PORTLAND, Ore. (KOIN) — After the abrupt departure of Carole Smith, the Board of Education for Portland Public Schools has less than a month to find an interim superintendent.
According to board chair Tom Koehler, they will hire the interim, rather than using a search firm.
The PPS board met on July 20 to spell out exactly what they’re looking for. Smith’s usual seat at the board meeting was empty as members discussed the important qualifications.
The board ultimately adopted the criteria for candidates, voted 6-1 with board member Mike Rosen voting no.
The board says they’re looking for an interim superintendent who is committed to student achievement, community engagement and equity, among other things. They say whoever they chose will also face an uphill battle — restoring trust after a scathing report was released this week, citing a lack of transparency and the fallout from lead and radon found in school buildings across the district.
Rosen voted against the resolution, saying there was no specific mention of the lead and radon issues during Wednesday’s meeting.
“We have serious operational problems,” Rosen said. “They have to be solved immediately, not 9 months down the road.”
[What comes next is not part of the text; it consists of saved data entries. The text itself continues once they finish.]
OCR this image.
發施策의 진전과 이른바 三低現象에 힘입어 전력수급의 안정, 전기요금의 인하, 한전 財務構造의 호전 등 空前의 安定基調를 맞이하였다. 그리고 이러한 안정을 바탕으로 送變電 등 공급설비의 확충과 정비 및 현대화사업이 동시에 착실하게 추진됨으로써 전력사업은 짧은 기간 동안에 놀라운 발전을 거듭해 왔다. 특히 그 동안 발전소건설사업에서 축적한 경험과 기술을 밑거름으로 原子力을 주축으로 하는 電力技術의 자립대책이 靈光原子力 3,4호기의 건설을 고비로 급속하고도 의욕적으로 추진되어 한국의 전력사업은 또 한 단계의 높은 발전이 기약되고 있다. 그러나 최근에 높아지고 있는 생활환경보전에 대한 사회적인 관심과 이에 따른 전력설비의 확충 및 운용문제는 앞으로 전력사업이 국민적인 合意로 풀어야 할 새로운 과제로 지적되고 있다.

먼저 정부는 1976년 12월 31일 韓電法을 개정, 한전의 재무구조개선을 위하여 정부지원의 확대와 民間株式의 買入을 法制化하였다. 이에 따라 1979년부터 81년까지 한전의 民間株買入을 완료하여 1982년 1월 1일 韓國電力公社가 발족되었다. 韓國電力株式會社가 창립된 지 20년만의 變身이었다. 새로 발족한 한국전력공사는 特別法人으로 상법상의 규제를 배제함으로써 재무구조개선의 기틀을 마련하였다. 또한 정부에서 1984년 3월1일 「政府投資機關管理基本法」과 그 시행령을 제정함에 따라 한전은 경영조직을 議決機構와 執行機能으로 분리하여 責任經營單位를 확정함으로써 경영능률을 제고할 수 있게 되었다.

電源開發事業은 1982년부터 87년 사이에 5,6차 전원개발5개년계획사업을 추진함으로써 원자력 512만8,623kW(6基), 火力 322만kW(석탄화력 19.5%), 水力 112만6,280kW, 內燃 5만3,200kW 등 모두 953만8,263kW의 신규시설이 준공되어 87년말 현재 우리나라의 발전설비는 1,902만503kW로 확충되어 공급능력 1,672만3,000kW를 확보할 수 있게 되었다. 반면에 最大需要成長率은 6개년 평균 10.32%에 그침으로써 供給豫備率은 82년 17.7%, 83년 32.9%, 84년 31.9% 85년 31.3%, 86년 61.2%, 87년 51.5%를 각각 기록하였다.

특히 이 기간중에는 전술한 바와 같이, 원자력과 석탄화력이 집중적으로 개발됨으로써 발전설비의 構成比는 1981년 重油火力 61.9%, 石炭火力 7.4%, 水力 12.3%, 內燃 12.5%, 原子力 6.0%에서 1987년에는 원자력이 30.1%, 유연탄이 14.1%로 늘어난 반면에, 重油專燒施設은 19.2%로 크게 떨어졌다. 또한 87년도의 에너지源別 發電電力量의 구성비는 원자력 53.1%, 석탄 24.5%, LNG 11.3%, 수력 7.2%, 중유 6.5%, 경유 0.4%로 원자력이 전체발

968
Parents and board members weighed in on what they feel is most important for the person filling in as superintendent.
“We deserve good, smart, honest leadership,” PPS parent Mike Southern said.
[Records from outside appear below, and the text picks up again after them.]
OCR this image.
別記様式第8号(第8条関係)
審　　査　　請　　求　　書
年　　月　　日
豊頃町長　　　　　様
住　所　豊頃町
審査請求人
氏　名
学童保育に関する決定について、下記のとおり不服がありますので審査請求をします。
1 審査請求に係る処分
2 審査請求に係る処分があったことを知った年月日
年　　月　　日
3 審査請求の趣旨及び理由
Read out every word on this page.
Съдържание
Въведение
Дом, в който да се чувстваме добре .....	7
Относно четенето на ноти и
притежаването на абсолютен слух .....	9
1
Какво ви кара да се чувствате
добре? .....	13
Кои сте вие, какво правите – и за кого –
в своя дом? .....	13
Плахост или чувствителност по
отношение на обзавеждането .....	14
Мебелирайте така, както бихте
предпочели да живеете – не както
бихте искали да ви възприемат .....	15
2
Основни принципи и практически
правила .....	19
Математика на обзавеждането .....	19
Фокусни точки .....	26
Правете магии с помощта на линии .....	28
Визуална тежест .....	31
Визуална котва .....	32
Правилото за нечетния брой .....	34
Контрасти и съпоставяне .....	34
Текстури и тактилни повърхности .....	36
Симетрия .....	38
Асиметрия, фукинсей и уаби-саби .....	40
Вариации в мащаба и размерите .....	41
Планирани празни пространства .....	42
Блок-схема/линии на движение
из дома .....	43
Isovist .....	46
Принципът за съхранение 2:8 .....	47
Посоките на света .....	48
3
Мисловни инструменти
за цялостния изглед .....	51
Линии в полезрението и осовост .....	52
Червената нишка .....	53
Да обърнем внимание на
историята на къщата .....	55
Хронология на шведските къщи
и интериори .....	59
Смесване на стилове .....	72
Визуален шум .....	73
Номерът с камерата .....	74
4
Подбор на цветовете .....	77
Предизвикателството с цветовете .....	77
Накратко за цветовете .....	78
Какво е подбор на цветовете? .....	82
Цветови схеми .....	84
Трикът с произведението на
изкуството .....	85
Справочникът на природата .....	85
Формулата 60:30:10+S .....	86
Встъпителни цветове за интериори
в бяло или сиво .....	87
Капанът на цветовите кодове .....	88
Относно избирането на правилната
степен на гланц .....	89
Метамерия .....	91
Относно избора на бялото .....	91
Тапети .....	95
“I think we’re kind of running around trying to put it together. I don’t think we were really set up for that,” said board member Steve Buel.
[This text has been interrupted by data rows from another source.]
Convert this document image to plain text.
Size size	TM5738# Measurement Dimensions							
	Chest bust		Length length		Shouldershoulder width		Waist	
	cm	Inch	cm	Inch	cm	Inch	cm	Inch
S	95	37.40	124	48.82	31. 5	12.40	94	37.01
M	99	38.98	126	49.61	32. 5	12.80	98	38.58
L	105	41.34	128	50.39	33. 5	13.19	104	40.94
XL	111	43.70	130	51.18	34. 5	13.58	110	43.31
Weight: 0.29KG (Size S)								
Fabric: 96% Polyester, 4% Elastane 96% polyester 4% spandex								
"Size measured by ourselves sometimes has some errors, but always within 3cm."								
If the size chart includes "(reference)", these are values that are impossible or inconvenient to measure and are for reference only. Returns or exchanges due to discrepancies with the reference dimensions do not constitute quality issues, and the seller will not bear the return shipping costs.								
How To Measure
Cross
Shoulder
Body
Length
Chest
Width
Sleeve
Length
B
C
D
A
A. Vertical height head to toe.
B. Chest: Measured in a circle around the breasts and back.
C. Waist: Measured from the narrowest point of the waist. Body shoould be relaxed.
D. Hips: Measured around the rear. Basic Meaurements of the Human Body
“Whomever comes in to this position must have the ability to manage this massive rocking ship without causing it to capsize,” said Belinda Reagan with the Portland Federation of School Professionals.
In the months following the discovery of lead in the water at many schools, parents have been calling for Smith to leave the district.
“In the last decade, there has a been a growing unease as PPS leadership has seemed to succumb to whispered conversations and decisions made in cloaked rooms,” Southern said.
The board will accept applications through August 3 and interviews will take place on August 8 and 9. There will be a community meet and greet with finalists on the 10th followed by the final decision on the 11th.
“This is the first big step in a big change,” Rosen said.
The permanent superintendent will be found by a national search firm. That search process will likely take several months, according to Koehler.